Because we also yearn for hope. We also yearn for peace. We also yearn for the presence of God in our lives in the midst of our suffering. And that we do receive in the moment of healing. God does promise to provide that to us.
And that’s our experience every week we gather here. Every week we gather here is both Advent and Christmas. We come to this place each week with hearts that yearn, and we know that some of that yearning will still be there when we leave. That’s the meaning of Advent. Yearning.
And we come to this place each week trusting that Christ is here. That God’s presence is here in this place today, answering, fulfilling, meeting our deepest yearnings. That’s the meaning of Christmas. Yearning fulfilled by the coming of Christ into our world, into our hearts. We gather in a tension of Advent and Christmas.

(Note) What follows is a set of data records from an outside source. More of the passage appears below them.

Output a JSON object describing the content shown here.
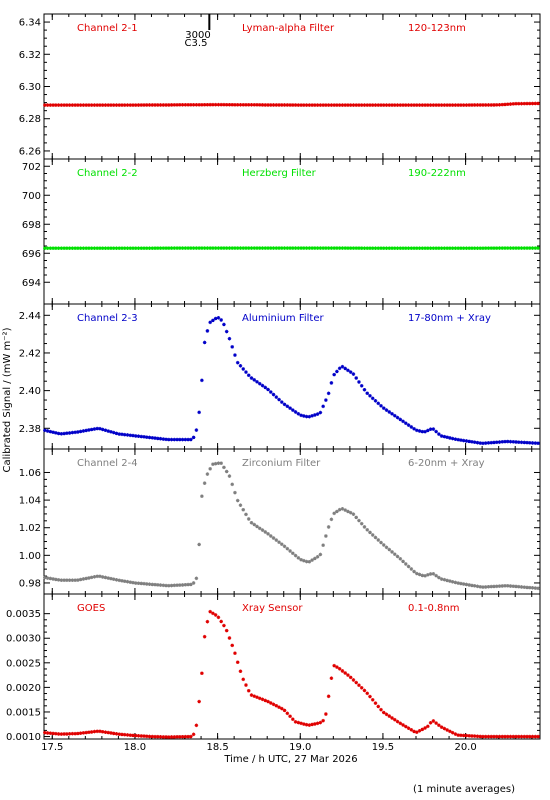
{
  "chart_data": {
    "type": "scatter",
    "x_range": [
      17.45,
      20.45
    ],
    "x_ticks": [
      17.5,
      18.0,
      18.5,
      19.0,
      19.5,
      20.0
    ],
    "x_tick_labels": [
      "17.5",
      "18.0",
      "18.5",
      "19.0",
      "19.5",
      "20.0"
    ],
    "xlabel": "Time / h UTC, 27 Mar 2026",
    "ylabel": "Calibrated Signal / (mW m⁻²)",
    "footnote": "(1 minute averages)",
    "marker_labels": [
      "3000",
      "C3.5"
    ],
    "marker_x": 18.45,
    "colors": {
      "ch1": "#e00000",
      "ch2": "#00e000",
      "ch3": "#0000c8",
      "ch4": "#7f7f7f",
      "goes": "#e00000",
      "frame": "#000000"
    },
    "panels": [
      {
        "labels": [
          "Channel 2-1",
          "Lyman-alpha Filter",
          "120-123nm"
        ],
        "color": "#e00000",
        "ylim": [
          6.255,
          6.345
        ],
        "yticks": [
          6.26,
          6.28,
          6.3,
          6.32,
          6.34
        ],
        "ytick_labels": [
          "6.26",
          "6.28",
          "6.30",
          "6.32",
          "6.34"
        ],
        "series": [
          [
            17.45,
            6.2885
          ],
          [
            18.0,
            6.2885
          ],
          [
            18.5,
            6.2887
          ],
          [
            19.0,
            6.2885
          ],
          [
            19.5,
            6.2885
          ],
          [
            20.0,
            6.2885
          ],
          [
            20.2,
            6.2886
          ],
          [
            20.3,
            6.2893
          ],
          [
            20.45,
            6.2895
          ]
        ]
      },
      {
        "labels": [
          "Channel 2-2",
          "Herzberg Filter",
          "190-222nm"
        ],
        "color": "#00e000",
        "ylim": [
          692.5,
          702.5
        ],
        "yticks": [
          694,
          696,
          698,
          700,
          702
        ],
        "ytick_labels": [
          "694",
          "696",
          "698",
          "700",
          "702"
        ],
        "series": [
          [
            17.45,
            696.35
          ],
          [
            18.0,
            696.35
          ],
          [
            18.5,
            696.36
          ],
          [
            19.0,
            696.36
          ],
          [
            19.5,
            696.35
          ],
          [
            20.0,
            696.35
          ],
          [
            20.45,
            696.36
          ]
        ]
      },
      {
        "labels": [
          "Channel 2-3",
          "Aluminium Filter",
          "17-80nm + Xray"
        ],
        "color": "#0000c8",
        "ylim": [
          2.369,
          2.446
        ],
        "yticks": [
          2.38,
          2.4,
          2.42,
          2.44
        ],
        "ytick_labels": [
          "2.38",
          "2.40",
          "2.42",
          "2.44"
        ],
        "series": [
          [
            17.45,
            2.379
          ],
          [
            17.55,
            2.377
          ],
          [
            17.65,
            2.378
          ],
          [
            17.78,
            2.38
          ],
          [
            17.9,
            2.377
          ],
          [
            18.0,
            2.376
          ],
          [
            18.1,
            2.375
          ],
          [
            18.2,
            2.374
          ],
          [
            18.35,
            2.374
          ],
          [
            18.38,
            2.381
          ],
          [
            18.4,
            2.399
          ],
          [
            18.42,
            2.425
          ],
          [
            18.45,
            2.436
          ],
          [
            18.5,
            2.439
          ],
          [
            18.53,
            2.437
          ],
          [
            18.57,
            2.428
          ],
          [
            18.62,
            2.415
          ],
          [
            18.7,
            2.407
          ],
          [
            18.8,
            2.401
          ],
          [
            18.9,
            2.393
          ],
          [
            19.0,
            2.387
          ],
          [
            19.05,
            2.386
          ],
          [
            19.12,
            2.388
          ],
          [
            19.17,
            2.398
          ],
          [
            19.2,
            2.408
          ],
          [
            19.25,
            2.413
          ],
          [
            19.32,
            2.409
          ],
          [
            19.4,
            2.399
          ],
          [
            19.5,
            2.391
          ],
          [
            19.6,
            2.385
          ],
          [
            19.7,
            2.379
          ],
          [
            19.75,
            2.378
          ],
          [
            19.8,
            2.38
          ],
          [
            19.85,
            2.376
          ],
          [
            19.95,
            2.374
          ],
          [
            20.1,
            2.372
          ],
          [
            20.25,
            2.373
          ],
          [
            20.45,
            2.372
          ]
        ]
      },
      {
        "labels": [
          "Channel 2-4",
          "Zirconium Filter",
          "6-20nm + Xray"
        ],
        "color": "#7f7f7f",
        "ylim": [
          0.972,
          1.077
        ],
        "yticks": [
          0.98,
          1.0,
          1.02,
          1.04,
          1.06
        ],
        "ytick_labels": [
          "0.98",
          "1.00",
          "1.02",
          "1.04",
          "1.06"
        ],
        "series": [
          [
            17.45,
            0.984
          ],
          [
            17.55,
            0.982
          ],
          [
            17.65,
            0.982
          ],
          [
            17.78,
            0.985
          ],
          [
            17.9,
            0.982
          ],
          [
            18.0,
            0.98
          ],
          [
            18.1,
            0.979
          ],
          [
            18.2,
            0.978
          ],
          [
            18.35,
            0.979
          ],
          [
            18.38,
            0.985
          ],
          [
            18.4,
            1.04
          ],
          [
            18.43,
            1.057
          ],
          [
            18.47,
            1.066
          ],
          [
            18.52,
            1.067
          ],
          [
            18.57,
            1.058
          ],
          [
            18.62,
            1.04
          ],
          [
            18.7,
            1.024
          ],
          [
            18.8,
            1.016
          ],
          [
            18.9,
            1.007
          ],
          [
            19.0,
            0.997
          ],
          [
            19.05,
            0.995
          ],
          [
            19.12,
            1.0
          ],
          [
            19.17,
            1.02
          ],
          [
            19.2,
            1.03
          ],
          [
            19.25,
            1.034
          ],
          [
            19.32,
            1.03
          ],
          [
            19.4,
            1.019
          ],
          [
            19.5,
            1.008
          ],
          [
            19.6,
            0.998
          ],
          [
            19.7,
            0.987
          ],
          [
            19.75,
            0.985
          ],
          [
            19.8,
            0.987
          ],
          [
            19.85,
            0.983
          ],
          [
            19.95,
            0.98
          ],
          [
            20.1,
            0.977
          ],
          [
            20.25,
            0.978
          ],
          [
            20.45,
            0.976
          ]
        ]
      },
      {
        "labels": [
          "GOES",
          "Xray Sensor",
          "0.1-0.8nm"
        ],
        "color": "#e00000",
        "ylim": [
          0.00095,
          0.0039
        ],
        "yticks": [
          0.001,
          0.0015,
          0.002,
          0.0025,
          0.003,
          0.0035
        ],
        "ytick_labels": [
          "0.0010",
          "0.0015",
          "0.0020",
          "0.0025",
          "0.0030",
          "0.0035"
        ],
        "series": [
          [
            17.45,
            0.00108
          ],
          [
            17.55,
            0.00105
          ],
          [
            17.65,
            0.00106
          ],
          [
            17.78,
            0.00111
          ],
          [
            17.9,
            0.00105
          ],
          [
            18.0,
            0.00102
          ],
          [
            18.1,
            0.001
          ],
          [
            18.2,
            0.00099
          ],
          [
            18.35,
            0.001
          ],
          [
            18.37,
            0.00118
          ],
          [
            18.4,
            0.00205
          ],
          [
            18.42,
            0.003
          ],
          [
            18.45,
            0.00355
          ],
          [
            18.5,
            0.00345
          ],
          [
            18.55,
            0.0032
          ],
          [
            18.6,
            0.00275
          ],
          [
            18.65,
            0.0022
          ],
          [
            18.7,
            0.00185
          ],
          [
            18.8,
            0.00172
          ],
          [
            18.9,
            0.00155
          ],
          [
            18.97,
            0.0013
          ],
          [
            19.05,
            0.00123
          ],
          [
            19.12,
            0.00128
          ],
          [
            19.15,
            0.00135
          ],
          [
            19.18,
            0.002
          ],
          [
            19.2,
            0.00245
          ],
          [
            19.23,
            0.0024
          ],
          [
            19.3,
            0.00222
          ],
          [
            19.4,
            0.0019
          ],
          [
            19.5,
            0.0015
          ],
          [
            19.6,
            0.00128
          ],
          [
            19.7,
            0.00108
          ],
          [
            19.77,
            0.0012
          ],
          [
            19.8,
            0.00133
          ],
          [
            19.85,
            0.0012
          ],
          [
            19.95,
            0.00103
          ],
          [
            20.1,
            0.001
          ],
          [
            20.25,
            0.001
          ],
          [
            20.45,
            0.001
          ]
        ]
      }
    ]
  }
}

And so this season, we are focusing on this tension. The first half of worship each week is focused on our yearnings, as we sing Advent hymns of longing and waiting. And then the second half of worship, which begins as we prepare for communion, focuses on the presence of God, on the coming of Christ in bread and wine. At Christmas, Christ came in a manger, which is a place where animals eat. A manger provides food and nourishment. How appropriate that we celebrate the coming of Christ each week with food! Each week, the heavens are torn apart as we share this food that brings Christ’s presence into our very bodies. And that, our final hymn will be a Christmas carol of celebration.
The good news is that God is here, even now, even while we yearn. We may yearn that God would shake this world and fix everything. God may not shake the world, but God will come, and will stir us up. God will stir up God’s power, and stir up our hearts, and stir up our wills, and God will make those hearts and wills shine with the brightness of the true Light. God is here, and even while we yearn, we rejoice.